8Parmi les autrices qui prirent la plume à ce moment-là se trouve notamment Adèle Esquiros, laquelle consacra tout un livre, aussi petit soit-il, pour répondre à L’Amour. Avant de se pencher sur son texte en particulier, observons la critique féminine – et féministe à la fois – qui a pris des formes plus brèves. Elle fut entreprise par deux femmes : Louise Boullay, dite Louise Vallory, autrice du roman Madame Hilaire, précédée d’une réponse à L’Amour de M. Michelet paru en 185911 et Jenny d’Héricourt, qui publia en 1860 l’ouvrage intitulé La Femme affranchie dont l’un des chapitres est consacré à L’Amour.
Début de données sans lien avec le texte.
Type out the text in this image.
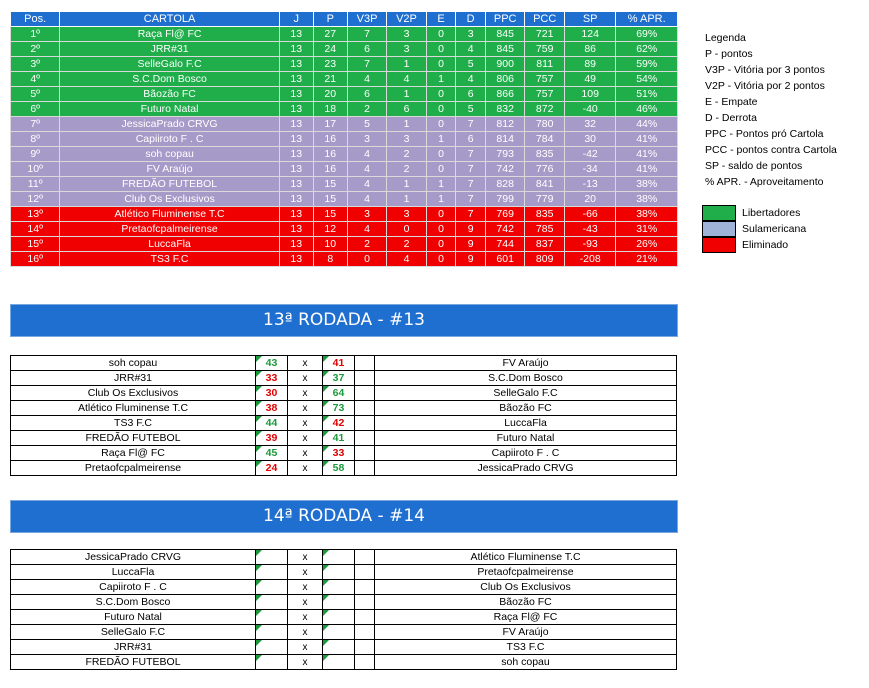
Pos.	CARTOLA	J	P	V3P	V2P	E	D	PPC	PCC	SP	% APR.
1º	Raça Fl@ FC	13	27	7	3	0	3	845	721	124	69%
2º	JRR#31	13	24	6	3	0	4	845	759	86	62%
3º	SelleGalo F.C	13	23	7	1	0	5	900	811	89	59%
4º	S.C.Dom Bosco	13	21	4	4	1	4	806	757	49	54%
5º	Bãozão FC	13	20	6	1	0	6	866	757	109	51%
6º	Futuro Natal	13	18	2	6	0	5	832	872	-40	46%
7º	JessicaPrado CRVG	13	17	5	1	0	7	812	780	32	44%
8º	Capiiroto F . C	13	16	3	3	1	6	814	784	30	41%
9º	soh copau	13	16	4	2	0	7	793	835	-42	41%
10º	FV Araújo	13	16	4	2	0	7	742	776	-34	41%
11º	FREDÃO FUTEBOL	13	15	4	1	1	7	828	841	-13	38%
12º	Club Os Exclusivos	13	15	4	1	1	7	799	779	20	38%
13º	Atlético Fluminense T.C	13	15	3	3	0	7	769	835	-66	38%
14º	Pretaofcpalmeirense	13	12	4	0	0	9	742	785	-43	31%
15º	LuccaFla	13	10	2	2	0	9	744	837	-93	26%
16º	TS3 F.C	13	8	0	4	0	9	601	809	-208	21%
Legenda
P - pontos
V3P - Vitória por 3 pontos
V2P - Vitória por 2 pontos
E - Empate
D - Derrota
PPC - Pontos pró Cartola
PCC - pontos contra Cartola
SP - saldo de pontos
% APR. - Aproveitamento
Libertadores
Sulamericana
Eliminado
13ª RODADA - #13
soh copau	43	x	41		FV Araújo
JRR#31	33	x	37		S.C.Dom Bosco
Club Os Exclusivos	30	x	64		SelleGalo F.C
Atlético Fluminense T.C	38	x	73		Bãozão FC
TS3 F.C	44	x	42		LuccaFla
FREDÃO FUTEBOL	39	x	41		Futuro Natal
Raça Fl@ FC	45	x	33		Capiiroto F . C
Pretaofcpalmeirense	24	x	58		JessicaPrado CRVG
14ª RODADA - #14
JessicaPrado CRVG		x			Atlético Fluminense T.C
LuccaFla		x			Pretaofcpalmeirense
Capiiroto F . C		x			Club Os Exclusivos
S.C.Dom Bosco		x			Bãozão FC
Futuro Natal		x			Raça Fl@ FC
SelleGalo F.C		x			FV Araújo
JRR#31		x			TS3 F.C
FREDÃO FUTEBOL		x			soh copau
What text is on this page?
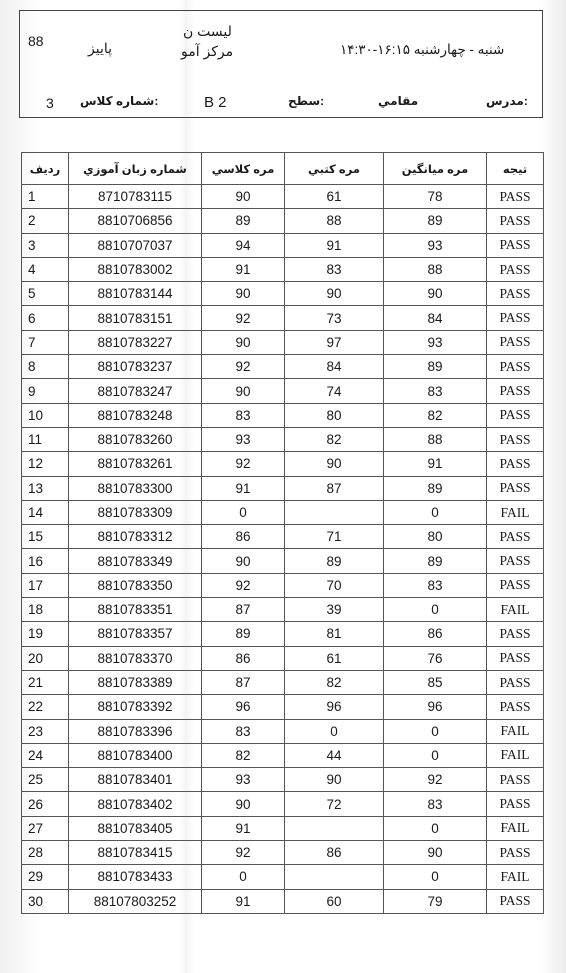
پاييز
88
لیست ن
مرکز آمو	شنبه - چهارشنبه ۱۶:۱۵-۱۴:۳۰
3 شماره کلاس:	B 2	سطح:	مقامي	مدرس:
رديف	شماره زبان آموزي	مره کلاسي	مره کتبي	مره ميانگين	تيجه
1	8710783115	90	61	78	PASS
2	8810706856	89	88	89	PASS
3	8810707037	94	91	93	PASS
4	8810783002	91	83	88	PASS
5	8810783144	90	90	90	PASS
6	8810783151	92	73	84	PASS
7	8810783227	90	97	93	PASS
8	8810783237	92	84	89	PASS
9	8810783247	90	74	83	PASS
10	8810783248	83	80	82	PASS
11	8810783260	93	82	88	PASS
12	8810783261	92	90	91	PASS
13	8810783300	91	87	89	PASS
14	8810783309	0		0	FAIL
15	8810783312	86	71	80	PASS
16	8810783349	90	89	89	PASS
17	8810783350	92	70	83	PASS
18	8810783351	87	39	0	FAIL
19	8810783357	89	81	86	PASS
20	8810783370	86	61	76	PASS
21	8810783389	87	82	85	PASS
22	8810783392	96	96	96	PASS
23	8810783396	83	0	0	FAIL
24	8810783400	82	44	0	FAIL
25	8810783401	93	90	92	PASS
26	8810783402	90	72	83	PASS
27	8810783405	91		0	FAIL
28	8810783415	92	86	90	PASS
29	8810783433	0		0	FAIL
30	88107803252	91	60	79	PASS
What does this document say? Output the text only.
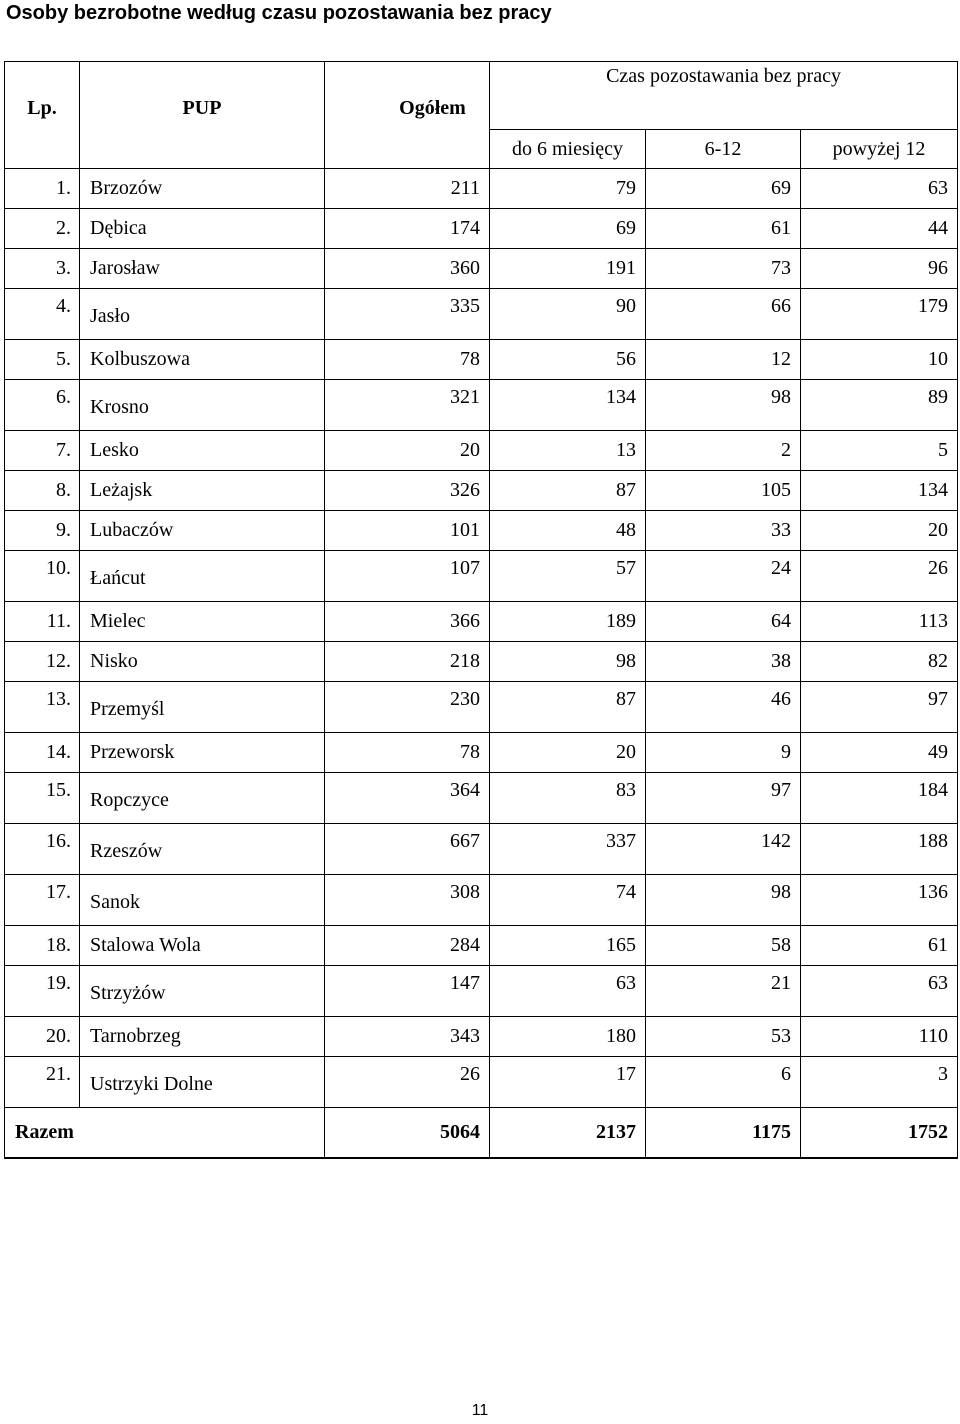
Osoby bezrobotne według czasu pozostawania bez pracy
Lp.	PUP	Ogółem	Czas pozostawania bez pracy		
			do 6 miesięcy	6-12	powyżej 12
1.	Brzozów	211	79	69	63
2.	Dębica	174	69	61	44
3.	Jarosław	360	191	73	96
4.	Jasło	335	90	66	179
5.	Kolbuszowa	78	56	12	10
6.	Krosno	321	134	98	89
7.	Lesko	20	13	2	5
8.	Leżajsk	326	87	105	134
9.	Lubaczów	101	48	33	20
10.	Łańcut	107	57	24	26
11.	Mielec	366	189	64	113
12.	Nisko	218	98	38	82
13.	Przemyśl	230	87	46	97
14.	Przeworsk	78	20	9	49
15.	Ropczyce	364	83	97	184
16.	Rzeszów	667	337	142	188
17.	Sanok	308	74	98	136
18.	Stalowa Wola	284	165	58	61
19.	Strzyżów	147	63	21	63
20.	Tarnobrzeg	343	180	53	110
21.	Ustrzyki Dolne	26	17	6	3
Razem		5064	2137	1175	1752
11
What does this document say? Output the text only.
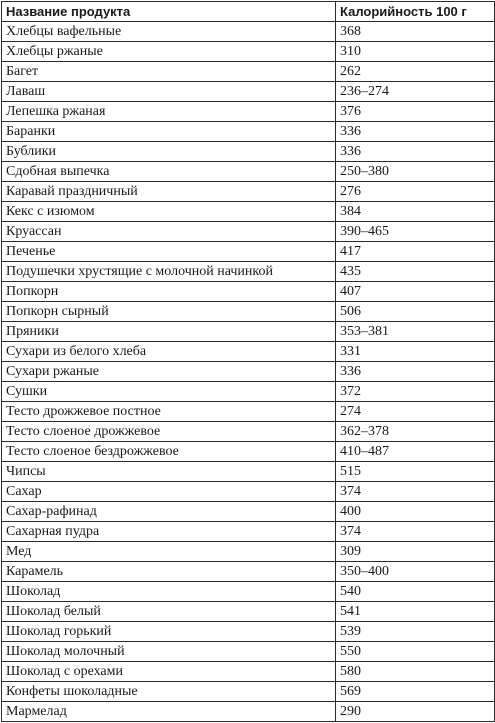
Название продукта	Калорийность 100 г
Хлебцы вафельные	368
Хлебцы ржаные	310
Багет	262
Лаваш	236–274
Лепешка ржаная	376
Баранки	336
Бублики	336
Сдобная выпечка	250–380
Каравай праздничный	276
Кекс с изюмом	384
Круассан	390–465
Печенье	417
Подушечки хрустящие с молочной начинкой	435
Попкорн	407
Попкорн сырный	506
Пряники	353–381
Сухари из белого хлеба	331
Сухари ржаные	336
Сушки	372
Тесто дрожжевое постное	274
Тесто слоеное дрожжевое	362–378
Тесто слоеное бездрожжевое	410–487
Чипсы	515
Сахар	374
Сахар-рафинад	400
Сахарная пудра	374
Мед	309
Карамель	350–400
Шоколад	540
Шоколад белый	541
Шоколад горький	539
Шоколад молочный	550
Шоколад с орехами	580
Конфеты шоколадные	569
Мармелад	290
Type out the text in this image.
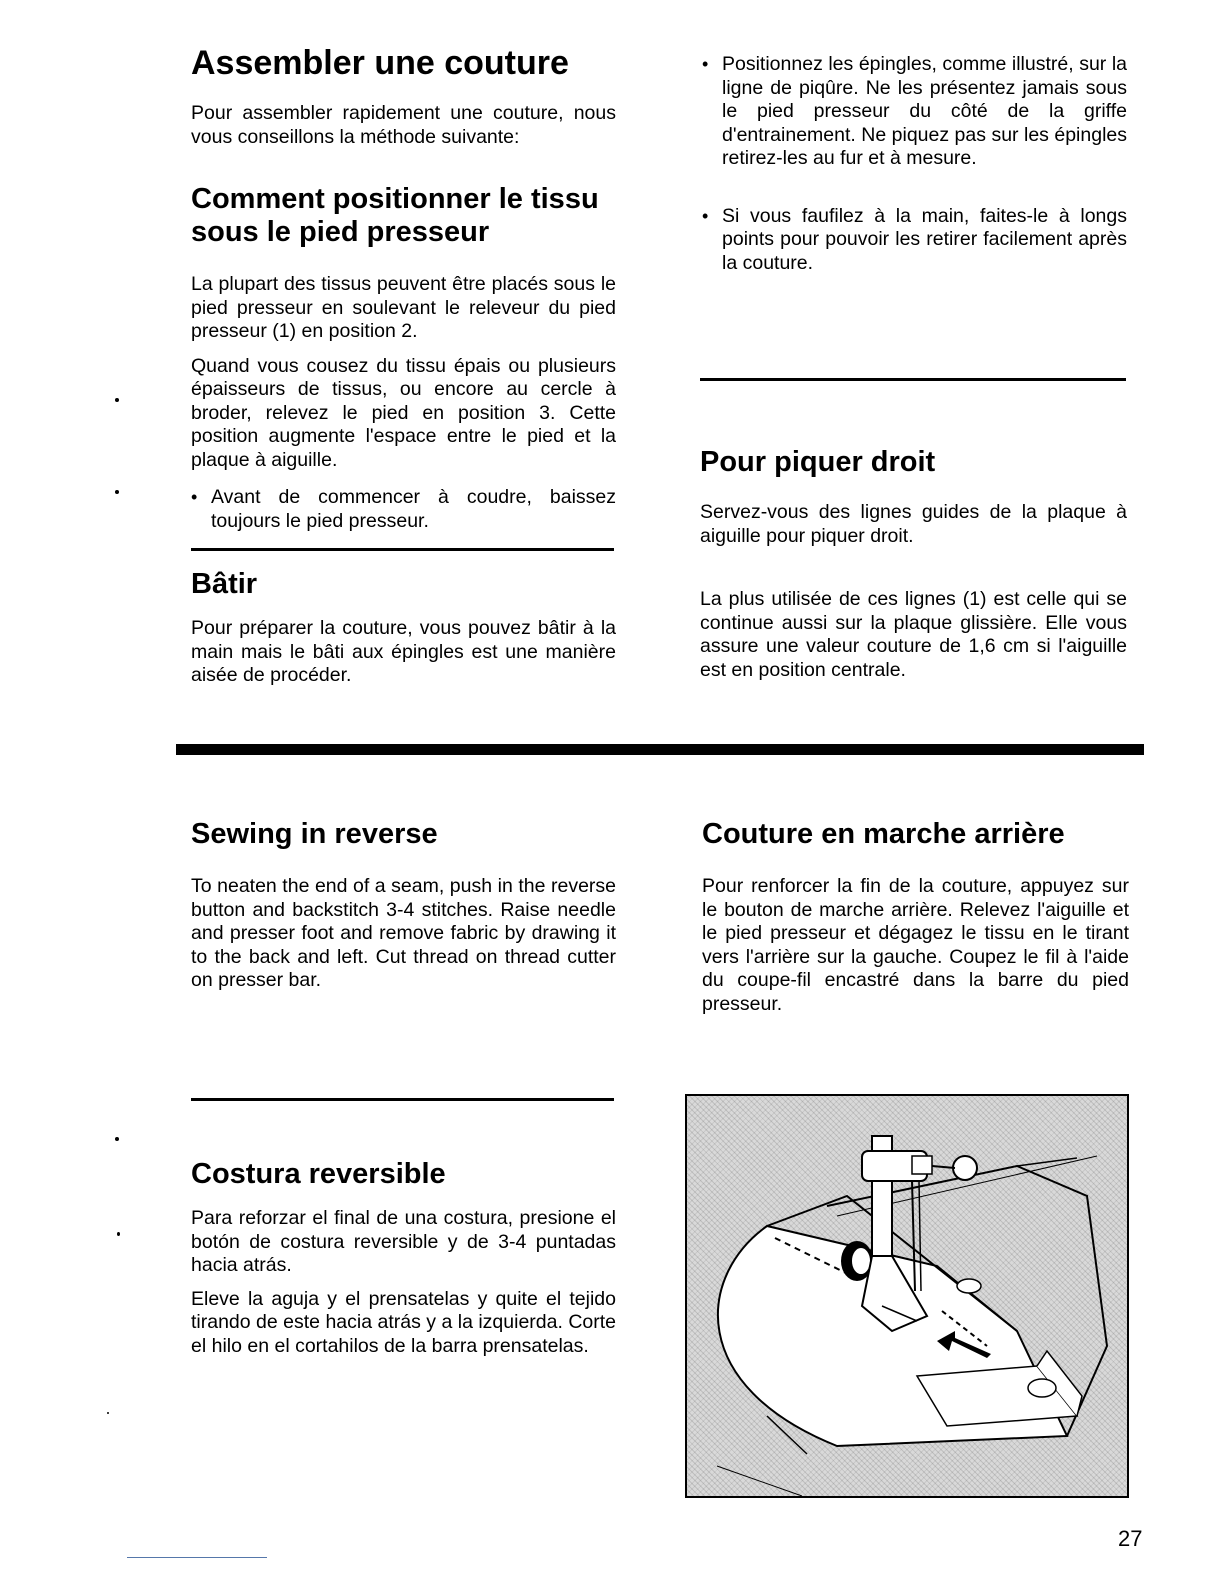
Assembler une couture

Pour assembler rapidement une couture, nous vous conseillons la méthode suivante:

Comment positionner le tissu sous le pied presseur

La plupart des tissus peuvent être placés sous le pied presseur en soulevant le releveur du pied presseur (1) en position 2.

Quand vous cousez du tissu épais ou plusieurs épaisseurs de tissus, ou encore au cercle à broder, relevez le pied en position 3. Cette position augmente l'espace entre le pied et la plaque à aiguille.

• Avant de commencer à coudre, baissez toujours le pied presseur.
Bâtir

Pour préparer la couture, vous pouvez bâtir à la main mais le bâti aux épingles est une manière aisée de procéder.

• Positionnez les épingles, comme illustré, sur la ligne de piqûre. Ne les présentez jamais sous le pied presseur du côté de la griffe d'entrainement. Ne piquez pas sur les épingles retirez-les au fur et à mesure.
• Si vous faufilez à la main, faites-le à longs points pour pouvoir les retirer facilement après la couture.
Pour piquer droit

Servez-vous des lignes guides de la plaque à aiguille pour piquer droit.

La plus utilisée de ces lignes (1) est celle qui se continue aussi sur la plaque glissière. Elle vous assure une valeur couture de 1,6 cm si l'aiguille est en position centrale.

Sewing in reverse

To neaten the end of a seam, push in the reverse button and backstitch 3-4 stitches. Raise needle and presser foot and remove fabric by drawing it to the back and left. Cut thread on thread cutter on presser bar.

Costura reversible

Para reforzar el final de una costura, presione el botón de costura reversible y de 3-4 puntadas hacia atrás.

Eleve la aguja y el prensatelas y quite el tejido tirando de este hacia atrás y a la izquierda. Corte el hilo en el cortahilos de la barra prensatelas.

Couture en marche arrière

Pour renforcer la fin de la couture, appuyez sur le bouton de marche arrière. Relevez l'aiguille et le pied presseur et dégagez le tissu en le tirant vers l'arrière sur la gauche. Coupez le fil à l'aide du coupe-fil encastré dans la barre du pied presseur.

27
9Dans ces textes, les deux écrivaines critiquent la conception micheletienne de la femme en tant que création et disciple fidèle, et pourtant imparfait, de l’homme. Plutôt que de reprocher à Michelet son « indiscrétion » ou son fétichisme anatomique ( Aubinau, 1858, para. 5), elles mettent l’accent sur l’irrationalité de ses propos. S’adressant directement à l’historien, Louise Vallory s’oppose vivement à ses propos, notamment à la thèse selon laquelle la femme serait un être naturellement malade :
Non, Monsieur, la femme n’est point une malade comme vous le supposez : ce qui est dans l’ordre de la nature, n’est point une maladie. Ce qui est une condition essentielle du grand mystère de la génération n’est point une maladie. (Vallory, 1859, p. VII)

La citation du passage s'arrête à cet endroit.